Флакса по-шведски значит «порхать». Она и правда напоминала птицу – всегда в широком плаще цвета индиго с пелериной, которая колыхалась за ее плечами, как большие крылья. На голове она носила необычную шляпу, похожую на колокольчик: на высокой лиловой тулье бабочки, поля украшены цветами.
А Мильдвэдер, или Теплый Ветер, прозвали ее потому, что появление Флаксы всегда сулило хорошую погоду. Зимой она надолго пропадала, и бывало, неделями не выходила из дому. А вдруг появлялась – спускалась с холма в своем странном наряде, и все сразу знали: скоро потепление.

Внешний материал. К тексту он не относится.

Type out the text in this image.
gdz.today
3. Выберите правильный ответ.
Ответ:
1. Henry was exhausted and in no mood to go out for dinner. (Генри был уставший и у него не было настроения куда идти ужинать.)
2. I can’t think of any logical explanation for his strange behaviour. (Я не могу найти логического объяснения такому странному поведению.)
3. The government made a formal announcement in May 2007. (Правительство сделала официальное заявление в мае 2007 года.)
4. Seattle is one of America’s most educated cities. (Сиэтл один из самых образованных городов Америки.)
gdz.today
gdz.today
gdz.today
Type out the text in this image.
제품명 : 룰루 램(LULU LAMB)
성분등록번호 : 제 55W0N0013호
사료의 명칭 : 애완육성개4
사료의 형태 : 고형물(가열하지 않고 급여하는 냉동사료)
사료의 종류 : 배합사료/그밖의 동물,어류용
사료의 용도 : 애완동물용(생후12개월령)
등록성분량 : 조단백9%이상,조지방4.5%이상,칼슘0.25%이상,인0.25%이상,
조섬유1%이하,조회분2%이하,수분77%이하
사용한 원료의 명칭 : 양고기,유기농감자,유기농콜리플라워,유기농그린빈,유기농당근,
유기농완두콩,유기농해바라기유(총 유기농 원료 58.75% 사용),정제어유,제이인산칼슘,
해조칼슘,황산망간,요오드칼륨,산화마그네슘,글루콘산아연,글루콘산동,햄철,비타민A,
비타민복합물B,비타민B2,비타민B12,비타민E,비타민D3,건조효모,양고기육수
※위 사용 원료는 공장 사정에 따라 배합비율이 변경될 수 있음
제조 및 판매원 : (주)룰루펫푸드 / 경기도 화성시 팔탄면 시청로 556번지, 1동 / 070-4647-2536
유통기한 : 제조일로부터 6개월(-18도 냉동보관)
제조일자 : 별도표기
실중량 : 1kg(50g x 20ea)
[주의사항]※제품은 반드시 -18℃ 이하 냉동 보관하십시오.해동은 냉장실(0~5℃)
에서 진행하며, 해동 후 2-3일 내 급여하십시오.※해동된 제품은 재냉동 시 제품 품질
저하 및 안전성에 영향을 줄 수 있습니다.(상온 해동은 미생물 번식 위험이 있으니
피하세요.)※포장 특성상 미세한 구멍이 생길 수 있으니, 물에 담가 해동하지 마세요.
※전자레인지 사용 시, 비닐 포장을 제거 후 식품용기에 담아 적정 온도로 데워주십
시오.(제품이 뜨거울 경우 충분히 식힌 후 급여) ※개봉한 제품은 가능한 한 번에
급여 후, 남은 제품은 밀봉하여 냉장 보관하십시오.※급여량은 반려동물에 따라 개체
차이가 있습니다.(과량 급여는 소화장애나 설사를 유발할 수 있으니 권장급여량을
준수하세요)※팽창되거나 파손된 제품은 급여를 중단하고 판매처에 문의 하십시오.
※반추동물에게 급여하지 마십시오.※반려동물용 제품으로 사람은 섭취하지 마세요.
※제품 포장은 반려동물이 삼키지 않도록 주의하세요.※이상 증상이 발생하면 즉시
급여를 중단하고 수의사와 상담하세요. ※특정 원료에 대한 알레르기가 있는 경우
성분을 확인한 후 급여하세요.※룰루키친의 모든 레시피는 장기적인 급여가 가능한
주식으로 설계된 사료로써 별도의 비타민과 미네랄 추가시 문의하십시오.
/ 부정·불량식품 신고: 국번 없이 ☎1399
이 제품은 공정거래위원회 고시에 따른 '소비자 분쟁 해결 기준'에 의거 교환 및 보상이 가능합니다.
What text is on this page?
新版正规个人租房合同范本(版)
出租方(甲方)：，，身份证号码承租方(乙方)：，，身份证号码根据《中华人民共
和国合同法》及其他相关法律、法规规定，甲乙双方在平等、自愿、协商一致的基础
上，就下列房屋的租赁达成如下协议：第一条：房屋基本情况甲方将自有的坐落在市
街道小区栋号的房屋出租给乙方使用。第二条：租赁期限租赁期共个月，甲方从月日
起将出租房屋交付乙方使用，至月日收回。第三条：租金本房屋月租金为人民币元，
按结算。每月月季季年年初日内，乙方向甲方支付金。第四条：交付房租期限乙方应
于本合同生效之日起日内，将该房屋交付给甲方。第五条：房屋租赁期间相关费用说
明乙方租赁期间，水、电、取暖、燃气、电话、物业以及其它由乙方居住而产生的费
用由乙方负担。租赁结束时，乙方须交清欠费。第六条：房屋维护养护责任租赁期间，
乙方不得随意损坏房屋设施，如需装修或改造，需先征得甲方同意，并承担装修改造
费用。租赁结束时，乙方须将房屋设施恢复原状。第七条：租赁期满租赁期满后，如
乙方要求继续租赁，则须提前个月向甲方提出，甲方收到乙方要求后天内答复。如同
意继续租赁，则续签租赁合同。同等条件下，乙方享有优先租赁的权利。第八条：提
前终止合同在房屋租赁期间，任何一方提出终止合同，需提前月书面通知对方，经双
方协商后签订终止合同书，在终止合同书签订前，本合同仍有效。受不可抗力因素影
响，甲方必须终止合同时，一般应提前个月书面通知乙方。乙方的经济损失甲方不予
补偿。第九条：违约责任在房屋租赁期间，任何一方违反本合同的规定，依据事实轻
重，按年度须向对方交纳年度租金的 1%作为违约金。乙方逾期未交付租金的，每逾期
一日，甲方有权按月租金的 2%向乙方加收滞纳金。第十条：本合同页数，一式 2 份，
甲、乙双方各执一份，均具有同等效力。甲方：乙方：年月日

И даже если трещали тридцатиградусные морозы и все было покрыто толстым слоем снега, стоило Флаксе выйти из своей хижины, на следующий день начиналась оттепель. В тех краях Флакса считалась самой верной весенней приметой.
Удивительная была эта Флакса. Например, она умела предсказывать судьбу. Карты она презирала, но по руке и на кофейной гуще гадала охотно. Многие, вопреки страху, пробирались сюда в ночи ради того, чтобы узнать свою судьбу.
Но гадание не было главным делом ее жизни. Флакса ткала ковры. Узоры она создавала сама, и была у этих узоров своя история. Подолгу сидя у ткацкого станка, Флакса размышляла о жизни деревни и ее обитателей. Однажды она обнаружила, что знает их будущее наперед. Об этом рассказывали узоры, рождающиеся под ее пальцами. Флакса увидела все, что ждет этих людей. Грядущие события проступали четко и однозначно, словно она читала в раскрытой книге.
Так и должно быть, решила Флакса. Для нее это не было неожиданностью. Не удивляло ее и то, что теперь, считывая линии человеческой руки или вглядываясь в кофейную гущу, она различала узоры для своих ковров и понимала, как ей расположить нити. Одно рождало другое. Рисунок нитей на ковре и предсказания совпадали, как две половинки одного целого.